Add to Brochure

Higher rates of CDI with reusable sharps containers

June 30, 2015

Researchers have found that hospitals that use reusable sharps containers are more likely to experience higher rates of C. difficile (C. diff) infection (CDI).

The independent study of acute-care hospitals was presented by Dr Monika Pogorzelska-Maziarz, assistant professor at the Jefferson School of Nursing, at the Annual Conference of the Association for Professionals in Infection Control and Epidemiology (APIC).

It looked at data from the national surveys of hospitals in December 2013 across the US, with responses linked to the FY201 Medicare Provider Analysis and Review (MedPAR) data. 

According to the analysis, hospitals that use single-use containers had significantly lower rates of C. diff, compared to those using reusable containers, with an Incidence Rate Ratio (IRR)=0.8701. This reflects a significant 15 per cent difference in the prevalence of C. diff infection rates.

"The use of containers to properly dispose of sharps in the health care setting is a critical component of most occupational safety programs in healthcare settings," said Dr Pogorzelska-Maziarz. "These findings, while they do not confirm a direct correlation between protocols for sharps disposal and risk of healthcare associated infection, do raise important questions about the potential role that reusable sharps containers may play in pathogen transmission."

The study was based on completed surveys from more than 600 US hospitals and could be of significant importance to hospitals. It caused more than 29,000 deaths in 2011, according to the Center for Disease Control and an estimated $4.8 billion each year in healthcare costs to the US.

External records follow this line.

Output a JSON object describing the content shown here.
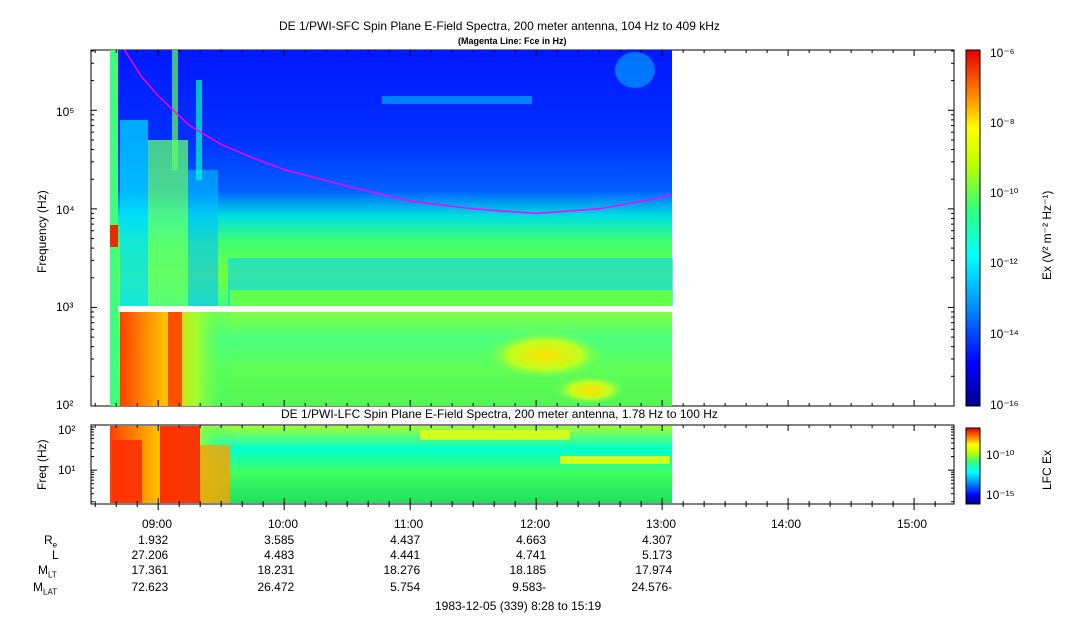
{
  "chart_data": [
    {
      "type": "heatmap",
      "title": "DE 1/PWI-SFC  Spin Plane E-Field Spectra, 200 meter antenna, 104 Hz to 409 kHz",
      "subtitle": "(Magenta Line: Fce in Hz)",
      "ylabel": "Frequency (Hz)",
      "yscale": "log",
      "ylim": [
        100,
        409000
      ],
      "y_ticks": [
        "10²",
        "10³",
        "10⁴",
        "10⁵"
      ],
      "colorbar": {
        "label": "Ex (V² m⁻² Hz⁻¹)",
        "scale": "log",
        "range": [
          1e-16,
          1e-06
        ],
        "ticks": [
          "10⁻⁶",
          "10⁻⁸",
          "10⁻¹⁰",
          "10⁻¹²",
          "10⁻¹⁴",
          "10⁻¹⁶"
        ]
      },
      "series": [
        {
          "name": "Fce",
          "color": "#ff00ff",
          "x": [
            "08:44",
            "08:52",
            "09:00",
            "09:15",
            "09:30",
            "09:45",
            "10:00",
            "10:30",
            "11:00",
            "11:30",
            "12:00",
            "12:30",
            "13:00",
            "13:04"
          ],
          "y": [
            450000,
            220000,
            140000,
            70000,
            45000,
            33000,
            25000,
            17000,
            12000,
            10000,
            9000,
            10000,
            13000,
            14000
          ]
        }
      ]
    },
    {
      "type": "heatmap",
      "title": "DE 1/PWI-LFC  Spin Plane E-Field Spectra, 200 meter antenna, 1.78 Hz to 100 Hz",
      "ylabel": "Freq (Hz)",
      "yscale": "log",
      "ylim": [
        1.78,
        100
      ],
      "y_ticks": [
        "10¹",
        "10²"
      ],
      "colorbar": {
        "label": "LFC Ex",
        "scale": "log",
        "range": [
          1e-16,
          1e-08
        ],
        "ticks": [
          "10⁻¹⁰",
          "10⁻¹⁵"
        ]
      }
    }
  ],
  "x_axis": {
    "ticks": [
      "09:00",
      "10:00",
      "11:00",
      "12:00",
      "13:00",
      "14:00",
      "15:00"
    ],
    "caption": "1983-12-05 (339) 8:28 to 15:19"
  },
  "orbit_rows": [
    {
      "label": "R",
      "sub": "e",
      "values": [
        "1.932",
        "3.585",
        "4.437",
        "4.663",
        "4.307"
      ]
    },
    {
      "label": "L",
      "sub": "",
      "values": [
        "27.206",
        "4.483",
        "4.441",
        "4.741",
        "5.173"
      ]
    },
    {
      "label": "M",
      "sub": "LT",
      "values": [
        "17.361",
        "18.231",
        "18.276",
        "18.185",
        "17.974"
      ]
    },
    {
      "label": "M",
      "sub": "LAT",
      "values": [
        "72.623",
        "26.472",
        "5.754",
        "-9.583",
        "-24.576"
      ]
    }
  ],
  "colors": {
    "fce_line": "#ff00ff"
  }
}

C. diff was chosen because of its high morbidity, mortality and costs, as well as the acknowledged role that environmental contamination plays in its transmission.

"Given the widespread use of sharps containers in the healthcare setting, we applaud Dr Pogorzelska-Maziarz's dedication in working to identify and assess a possible link between the use of single-use containers and lower hospital-wide C. diff infection rates," said Dr Lynne Kelley, vice president, worldwide medical affairs, BD Medication & Procedural Solutions, BD Medical. 

"At BD we are continuing to work to identify effective strategies to reduce health care-associated infections. This study provides very compelling new insights demonstrating where infection control protocols might be modified to reduce risk."